Sunday, April 11, 2021

After the Carnage

 

As Alithea and Fallon approached the garrison compound, the silence made them especially cautious. When Erthen pointed to the waiting elephant and made a sound, Alithea covered his mouth with her lips to signal quiet to the boy.

“Sisseku?” Fallon called out as they neared the open pavilion. He put out an arm to block Alithea as he scanned the tables where the bodies slumped in death. “Sisseku!” Her body was slumped forward at a nearby table, her head cradled in folded arms. As he had done with the others, Fallon touched her neck to feel for a pulse.

“What?” Sisseku abruptly jerked awake and lifted her head. “I must have fallen asleep.”

“I thought you had died like the others,” Fallon said.

Sisseku  looked past Fallon to Alithea and Erthen. “Who are they? They are not from the village.”

“My partner and child.” Since they were leaving, Fallon saw no point in lying and introduced them. “We are going to leave. We don’t feel safe here.”

Sisseku was disappointed. “Help me load the meat onto the pallet. This is a wonderful gift for the others in the village.”

Alithea wandered through the bench seats in the pavilion, occasionally reaching for a pulse on a soldier’s neck. She came upon the queen, her head slumped on the table in front of her. She reached down, grabbed the queen’s light brown hair and gently lifted the head from the table. The skin was pale in death, as though carved from a stone of pale moonlight. “I do my own bidding, not yours.” She turned her face to Erthen, who reached up a small hand to touch her lips. “Respect, baby boy. We respect others.” She leaned her face to the boy as he gurgled babble words at her, then let the queen’s hair loose. The head fell forward with a dull thud.

Fallon helped load the meat on the pallet, ready to fend off any questions about the food or Alithea, but Sisseku did not ask how Alithea came to be there. “Sisseku, where did the Fae rider go?”

“She went over the palace earlier while we were preparing the food,” Sisseku said as she looked around. The elephant curled its trunk around a clump of grass, yanked it from the dirt, then tucked the grass into its mouth.

“Such strange creatures,” Fallon said.

“We need some of the meat,” Alithea reminded Fallon.

“Why don’t you come down to the village?” Sisseku asked. “It’s getting late and you’ll be safe.” She looked around. “You’ll need water and I wouldn’t drink what they have here. Who knows what killed them?”

Fallon glanced at Alithea, who was alert to the conversation. “Sisseku suggests that we spend the night in the village.”

“They will be curious about me,” Alithea warned. “Now she knows that we are together.”

“Let’s take the chance. Since the queen and her garrison are dead, they may not care. In the morning we can properly prepare food for the journey.”

“There’s a Fae rider in the village who patrols with a wolf bear at night,” Alithea reminded him.

“The village is north,” Fallon argued. “The cave where we were captured is that way. There may be some of our belongings there. We cut up the meat and leave tonight from the village?” They agreed and Fallon helped tie the meat to the pallet, then covered it to protect it from flying insects which were becoming more numerous in the twilight air.

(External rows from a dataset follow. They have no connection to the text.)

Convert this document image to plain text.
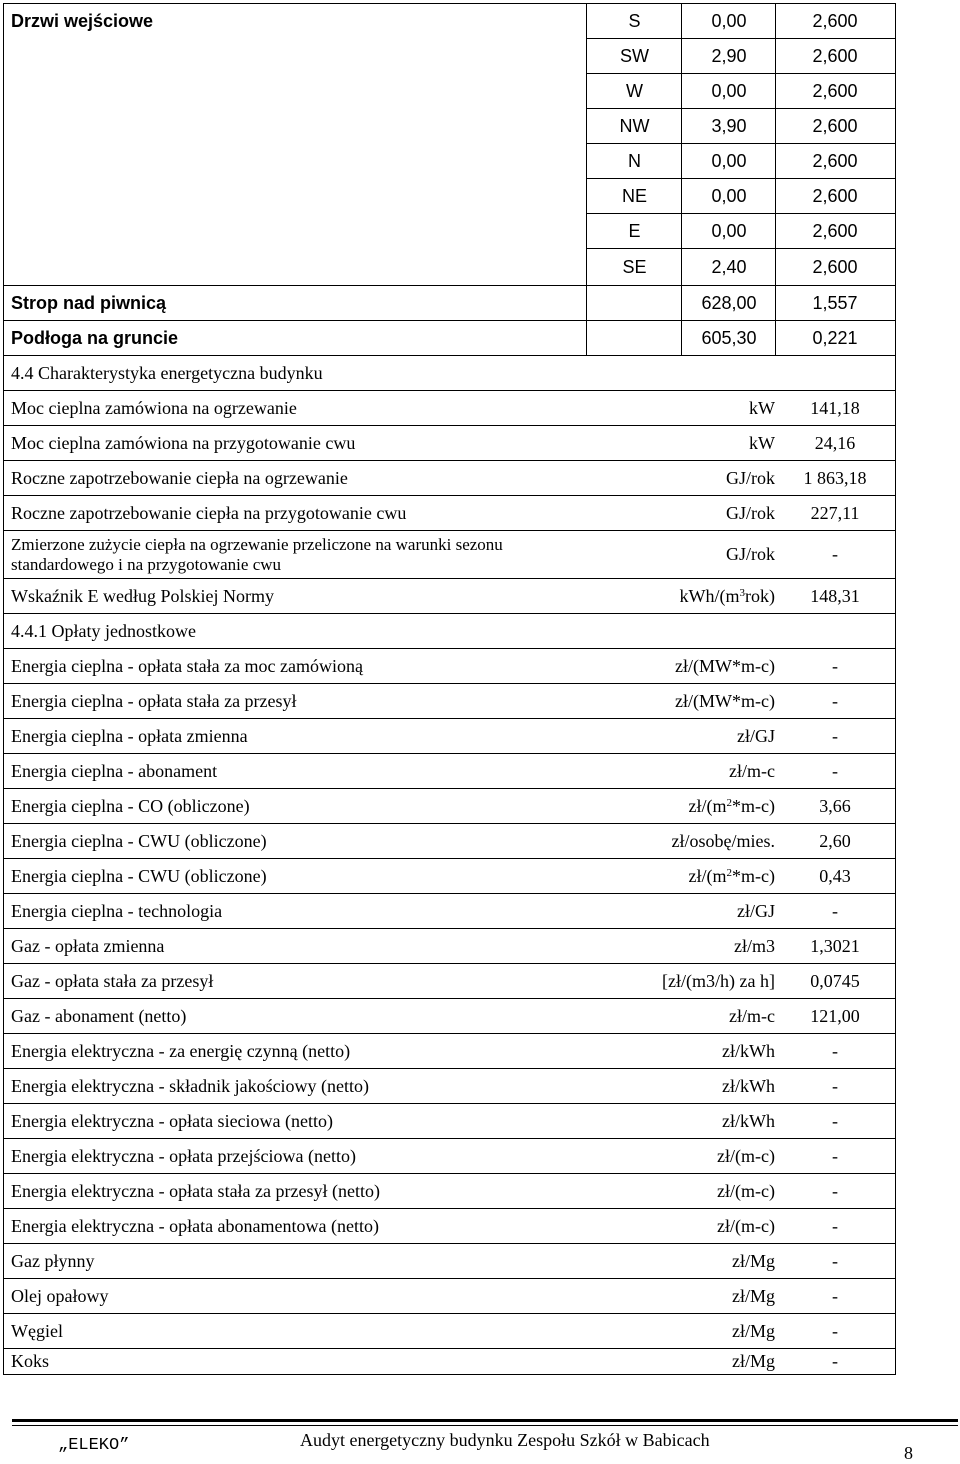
Drzwi wejściowe	S	0,00	2,600
SW	2,90	2,600
W	0,00	2,600
NW	3,90	2,600
N	0,00	2,600
NE	0,00	2,600
E	0,00	2,600
SE	2,40	2,600
Strop nad piwnicą	628,00	1,557
Podłoga na gruncie	605,30	0,221
4.4 Charakterystyka energetyczna budynku
Moc cieplna zamówiona na ogrzewanie	kW	141,18
Moc cieplna zamówiona na przygotowanie cwu	kW	24,16
Roczne zapotrzebowanie ciepła na ogrzewanie	GJ/rok	1 863,18
Roczne zapotrzebowanie ciepła na przygotowanie cwu	GJ/rok	227,11
Zmierzone zużycie ciepła na ogrzewanie przeliczone na warunki sezonu standardowego i na przygotowanie cwu	GJ/rok	-
Wskaźnik E według Polskiej Normy	kWh/($m^3$ rok)	148,31
4.4.1 Opłaty jednostkowe
Energia cieplna - opłata stała za moc zamówioną	zł/(MW*m-c)	-
Energia cieplna - opłata stała za przesył	zł/(MW*m-c)	-
Energia cieplna - opłata zmienna	zł/GJ	-
Energia cieplna - abonament	zł/m-c	-
Energia cieplna - CO (obliczone)	$zł/(m^2$ *m-c)	3,66
Energia cieplna - CWU (obliczone)	zł/osobę/mies.	2,60
Energia cieplna - CWU (obliczone)	$zł/(m^2$ *m-c)	0,43
Energia cieplna - technologia	zł/GJ	-
Gaz - opłata zmienna	zł/m3	1,3021
Gaz - opłata stała za przesył	[zł/(m3/h) za h]	0,0745
Gaz - abonament (netto)	zł/m-c	121,00
Energia elektryczna - za energię czynną (netto)	zł/kWh	-
Energia elektryczna - składnik jakościowy (netto)	zł/kWh	-
Energia elektryczna - opłata sieciowa (netto)	zł/kWh	-
Energia elektryczna - opłata przejściowa (netto)	zł/(m-c)	-
Energia elektryczna - opłata stała za przesył (netto)	zł/(m-c)	-
Energia elektryczna - opłata abonamentowa (netto)	zł/(m-c)	-
Gaz płynny	zł/Mg	-
Olej opałowy	zł/Mg	-
Węgiel	zł/Mg	-
Koks	zł/Mg	-
„ELEKO”	Audyt energetyczny budynku Zespołu Szkół w Babicach
8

“How do we tell this beast where to go?” Alithea asked as she bounced Erthen on her hip.

Fallon turned to Sisseku. “Without the Fae rider, how will we control the elephant?”

“She knows water is down in the village,” Sisseku said as she looked to the trees. “Grab a switch. We may need to urge her on from time to time. They dawdle to eat.”

Sisseku held the small branch in her hand as Fallon walked alongside the pallet, making sure the meat stayed secure as the travois bumped along the lumpy ground. Alithea followed behind, carefully dodging small animals that poked their heads out of dirt burrows under the darkening sky.

Suddenly, the elephant picked up its pace and Fallon had to walk quickly to keep alongside the pallet. “How do we get it to slow down?” he asked as he glanced back at Alithea who struggled with the quicker pace.

“I don’t know,” Sisseku answered as she hurried along. “Her trunk is curling up. She smells another elephant close by.”